What is the meaning of life?
This a question that most of us have asked many times. When we’re disheartened and disillusioned. When we’re young and overwhelmed with life-decisions. When we lost someone who gave us the world.
Many of us have been taught from childhood that God is Love. Pure love. It was God’s creative love that gave life to the birds of the air and the fish of the sea. To fireflies. And cockroaches. And then, our God of Love made us “in God’s own image.” God intended us to be made of Love. It’s up to us, then, with God’s help, to live out that Love.
Jesus said, “The kingdom of God is like this.” A lost lamb and a caring shepherd (Luke 15:3-6). A lost coin and a determined widow (Luke 15:8-9). An injured traveler and a helpful stranger (Luke 10:25-37). All of them are opportunities for Love and Gratitude.
Victor Frankl, a Holocaust survivor, wrote a book about this question, Man’s Search for Meaning. He wrote, “When we look for meaning, we’re considering the question of continuing to live despite persistent world-weariness.” He then turned the question around: Rather than “What can I expect from life?” to “What does life expect from me?”

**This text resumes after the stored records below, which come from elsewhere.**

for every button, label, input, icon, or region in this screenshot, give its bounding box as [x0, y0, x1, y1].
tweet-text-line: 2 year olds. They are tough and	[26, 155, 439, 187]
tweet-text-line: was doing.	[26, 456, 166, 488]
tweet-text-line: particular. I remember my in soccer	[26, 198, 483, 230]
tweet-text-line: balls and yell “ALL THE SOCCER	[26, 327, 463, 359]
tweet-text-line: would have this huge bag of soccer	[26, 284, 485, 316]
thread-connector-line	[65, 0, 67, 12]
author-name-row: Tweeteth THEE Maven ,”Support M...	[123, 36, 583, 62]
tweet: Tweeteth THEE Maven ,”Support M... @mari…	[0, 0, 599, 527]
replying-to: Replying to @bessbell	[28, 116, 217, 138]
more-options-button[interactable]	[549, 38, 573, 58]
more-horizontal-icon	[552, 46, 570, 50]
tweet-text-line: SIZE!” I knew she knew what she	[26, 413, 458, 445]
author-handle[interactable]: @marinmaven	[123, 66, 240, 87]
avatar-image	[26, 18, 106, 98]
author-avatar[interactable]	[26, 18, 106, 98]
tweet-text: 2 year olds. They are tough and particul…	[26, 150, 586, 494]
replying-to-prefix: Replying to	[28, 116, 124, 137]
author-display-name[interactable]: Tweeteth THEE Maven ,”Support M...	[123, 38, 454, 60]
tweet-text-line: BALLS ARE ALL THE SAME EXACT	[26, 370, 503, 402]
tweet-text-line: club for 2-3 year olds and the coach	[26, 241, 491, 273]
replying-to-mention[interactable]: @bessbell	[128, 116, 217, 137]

There’s a story in one of Robert Fulghum’s books. (He also wrote, All I Really Need to Know, I Learned in Kindergarten.) A Greek teenager, in post war World War II, found a smashed piece of the mirror from a motorcycle wreckage of a hated Nazi. He filed the sharp edges down, so that he could keep it in his pocket. He carried that piece of mirror the rest of his life, taking it out in idle moments to reflect the sun and to angle the light into the darkest, most inaccessible places he could find. He knew that he wasn’t the source of the light. “I am a fragment of a mirror whose whole design and shape I do not know, but light. . .is there, and it will only shine in many dark places if I reflect it.”
Perhaps you can find meaning for your life in some of these thoughts.